From #419: “What I am is a wisdom junkie, knowing all along that wisdom is, in many ways, junk. I want a literature built entirely out of contemplation and revelation. Who cares about anything else?”

From #517: “I’m bored by out-and-out fabrication, by myself and others; bored by invented plots and invented characters. I want to explore my own damn, doomed character. I want to cut to the absolute bone. Everything else seems like so much gimmickry.”

#518: “For me, anyway, the fictional construct rarely takes you deeper into the material that you want to explore. Instead, it takes you deeper into the fictional construct, into the technology of narrative, of plot, of place, of scene, of characters. In most novels I read, the narrative completely overwhelms whatever it was the writer supposedly set out to explore in the first place.”

*****************

While I was very much drawn to the mystery, the authorial blurring, of the version of the book I read a year ago, I found, in the end, that I preferred the published version—because of the footnotes to which Shields objected.

My viewpoint is admittedly conservative. The presence of the footnotes does, without question, change the nature of the book. Yet I preferred knowing who wrote and said what; I was glad to have the attributions.

And some of the footnotes, indeed, are themselves interesting, enjoyable, even charming. I think they further illuminate (rather than detract from) the nature of the book’s text.

For example (section #510), Shields writes of his college girlfriend, and the summer they shared a house in the Catskills. He writes of her outpouring of writing, that summer: “We’d go to the general store and have a slightly off-kilter conversation with someone about, say, a lawn mower, then in the middle of the night she’d wake me up and ask if I wanted to read, say, a fourteen-page fantasia entitled ‘Monologue of the Lawn Mower.’”

The footnote for that section reads: “My girlfriend and I shared the house with her brother; it was actually he who was wildly prolific all summer.
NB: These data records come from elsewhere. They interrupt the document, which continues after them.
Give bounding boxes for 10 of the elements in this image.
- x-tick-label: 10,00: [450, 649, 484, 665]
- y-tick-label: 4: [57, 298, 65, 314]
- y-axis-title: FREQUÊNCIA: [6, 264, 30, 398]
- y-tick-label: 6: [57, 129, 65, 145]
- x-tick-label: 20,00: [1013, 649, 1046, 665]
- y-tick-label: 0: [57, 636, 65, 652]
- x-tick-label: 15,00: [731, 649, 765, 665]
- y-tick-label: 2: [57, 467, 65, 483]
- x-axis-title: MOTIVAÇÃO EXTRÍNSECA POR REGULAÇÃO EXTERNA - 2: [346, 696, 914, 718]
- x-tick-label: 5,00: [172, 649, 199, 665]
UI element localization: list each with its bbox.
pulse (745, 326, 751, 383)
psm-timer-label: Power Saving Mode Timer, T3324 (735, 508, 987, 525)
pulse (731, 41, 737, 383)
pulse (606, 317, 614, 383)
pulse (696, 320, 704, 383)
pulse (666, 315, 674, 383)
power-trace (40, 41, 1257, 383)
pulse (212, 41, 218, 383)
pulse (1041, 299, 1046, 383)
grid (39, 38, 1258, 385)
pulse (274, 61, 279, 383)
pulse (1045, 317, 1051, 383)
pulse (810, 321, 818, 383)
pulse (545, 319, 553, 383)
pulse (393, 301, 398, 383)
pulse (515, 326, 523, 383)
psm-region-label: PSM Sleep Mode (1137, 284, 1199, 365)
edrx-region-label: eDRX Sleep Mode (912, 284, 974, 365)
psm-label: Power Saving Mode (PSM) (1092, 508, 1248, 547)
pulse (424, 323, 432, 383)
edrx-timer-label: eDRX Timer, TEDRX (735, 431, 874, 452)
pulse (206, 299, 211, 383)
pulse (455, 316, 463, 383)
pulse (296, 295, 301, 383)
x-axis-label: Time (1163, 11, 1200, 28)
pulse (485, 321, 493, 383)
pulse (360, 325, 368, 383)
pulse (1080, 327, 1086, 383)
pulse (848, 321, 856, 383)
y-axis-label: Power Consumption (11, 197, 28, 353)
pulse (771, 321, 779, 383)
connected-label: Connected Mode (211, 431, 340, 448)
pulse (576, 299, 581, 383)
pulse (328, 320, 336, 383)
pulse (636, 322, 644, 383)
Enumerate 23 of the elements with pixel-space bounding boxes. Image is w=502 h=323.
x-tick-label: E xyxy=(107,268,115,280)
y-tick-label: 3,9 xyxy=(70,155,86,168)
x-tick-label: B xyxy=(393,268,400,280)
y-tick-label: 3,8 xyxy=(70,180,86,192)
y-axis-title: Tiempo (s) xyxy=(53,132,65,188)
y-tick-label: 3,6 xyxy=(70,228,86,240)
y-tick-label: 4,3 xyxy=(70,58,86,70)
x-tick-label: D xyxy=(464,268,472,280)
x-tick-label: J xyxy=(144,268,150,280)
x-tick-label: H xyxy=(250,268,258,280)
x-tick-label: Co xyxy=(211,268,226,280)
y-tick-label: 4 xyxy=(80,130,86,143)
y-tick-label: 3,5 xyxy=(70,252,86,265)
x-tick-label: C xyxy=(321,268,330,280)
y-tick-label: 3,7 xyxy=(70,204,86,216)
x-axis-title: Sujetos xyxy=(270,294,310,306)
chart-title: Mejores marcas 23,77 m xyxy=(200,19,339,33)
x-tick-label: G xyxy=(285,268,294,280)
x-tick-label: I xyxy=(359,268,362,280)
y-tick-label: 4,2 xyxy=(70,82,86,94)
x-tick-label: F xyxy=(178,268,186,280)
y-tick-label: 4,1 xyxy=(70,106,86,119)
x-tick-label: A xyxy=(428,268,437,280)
Makes a better story the other way, though.”

Or this, from footnote #242: “ I was certain this [citation] was [from] Frank Rich; I was astonished to find out it was Andrew O’Hehir, ‘The Long Goodbye,’ Salon.”

Or footnote #73: “I’m pretty sure these lines, or something closed to these lines, were spoken by Terry Gilliam in an interview, but I can’t for the life of me find the source.”

I will also say that I am not comfortable with the view, as put forth in the text, that one should be willing to regard memoirs—such as James Frey’s—as being at least partly fictional constructs.

One can indeed appreciate that a memoir is, necessarily, an artful shaping of life and experience remembered.

Yet I am not at ease with/in accord with the belief that a memoirist can (or, should) deliberately reshape/alter memory, to suit the purposes of the text. A memoir, many would argue (and I would agree), represents a contract, of sorts, between reader and writer; one makes certain presumptions about that which a memoirist presents—presumptions regarding remembered fact, remembered experience. I would hope that those presumptions would be honored.

And yet:

Beyond any possible debate about Reality Hunger (methodological, philosophical), the book—Shields’s writing in it, and his assembling of the works and words of others—remains quite beautiful. One of the pleasures of Shields’s non-fiction has been that he is a consistently interesting writer, in the best sense of the word (being interesting is, I think, an underrated virtue). Reality Hunger is a deeply interesting, and striking, work of art.